If Wye Oak—especially recently—can be considered dream-pop, then Joyero eschews most of the pop for more of the dream. Without the excellent vocals and gifted melodies of Jenn Wasner, Stack instead hones in on his own talents. Stack can sing just fine, but he’s aware of his limitations there, and instead uses his vocals with restraint as a means of building the record’s mood and tone which, while always crucial elements of the more famous duo’s catalogue, take center stage here. In that sense, it’s exactly the record you’d expect from the rhythm and keys half of Wye Oak. Intricately crafted beats, both organic and electronic, run through the record, as creative in their absence as their presence. Indeed, it’s the first thing we’re treated to, “Alight” opening with a detailed and shifting rhythm, a standup example of Ableton samples used properly, before the organ synths slide in to meet the track’s building momentum.

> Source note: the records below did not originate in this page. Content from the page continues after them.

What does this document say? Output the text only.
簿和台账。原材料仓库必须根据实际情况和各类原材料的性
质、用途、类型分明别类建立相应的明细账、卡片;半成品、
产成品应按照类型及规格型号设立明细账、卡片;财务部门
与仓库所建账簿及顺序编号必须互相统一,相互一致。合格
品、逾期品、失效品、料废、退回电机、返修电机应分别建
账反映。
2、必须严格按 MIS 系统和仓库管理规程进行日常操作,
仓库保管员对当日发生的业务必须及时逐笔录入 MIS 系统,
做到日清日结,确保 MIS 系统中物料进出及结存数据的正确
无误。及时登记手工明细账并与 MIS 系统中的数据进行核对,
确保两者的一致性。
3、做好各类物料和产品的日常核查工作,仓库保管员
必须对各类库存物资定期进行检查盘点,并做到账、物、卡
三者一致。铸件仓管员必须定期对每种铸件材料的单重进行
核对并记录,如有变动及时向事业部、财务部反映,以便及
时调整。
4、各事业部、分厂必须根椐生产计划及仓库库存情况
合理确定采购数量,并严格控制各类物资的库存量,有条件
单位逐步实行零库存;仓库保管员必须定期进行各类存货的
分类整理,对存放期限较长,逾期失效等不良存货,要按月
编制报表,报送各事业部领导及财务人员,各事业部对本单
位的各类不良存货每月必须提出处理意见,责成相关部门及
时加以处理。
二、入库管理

Elsewhere “Dogs” bubbles along with a strangely menacing quality, jittering beats and hushed vocals punctuated with gain-heavy riffs. Reminiscent of fellow indie bedroom artists the likes of Baths and Youth Lagoon, it’s equal parts disjointed and catchy, Stack battling self-doubt and ambiguity with lines like, “I sleep all day, like a dog whose master’s out, I don’t know up from down.” More straightforward rock patterns form the likes of “Small Town Death”—a meditation on the confronting reality of mortality in the wake of a series of deaths in his small town—and “Steepest Stairs,” complete with its lovely ascending synth intro.
“Man” invokes early 21st century Radiohead, distant falsetto vocals pirouetting through steady acoustic motifs and a persistent tapping rhythm. It’s a track representative of what the record does best in the dreamlike undertone it creates, a sense highlighted in standout song “Starts.” Sorrowful and gentle, Stack unpacks the minutiae of every day life as though the relentless passing of time were a dream sequence we’re caught in: “It dies in constant heat, but it’s happening.” It’s beautiful and haunting and captures the essence of Release the Dogs. It’s an excellent record from start to finish, lush and gorgeous to listen to and Stack holds up even when exploring his melodic side, something usually given over to his Wye Oak partner in crime. But he has clear strengths in his persuasion toward where rhythm and texture meet, and Joyero is at its best when he allows that to thrive. It gives the impression of floating underwater, life and vision skewed to slow motion. You need to come up for air of course, and he does that well, but it’s always welcome when he plunges back into his depths again.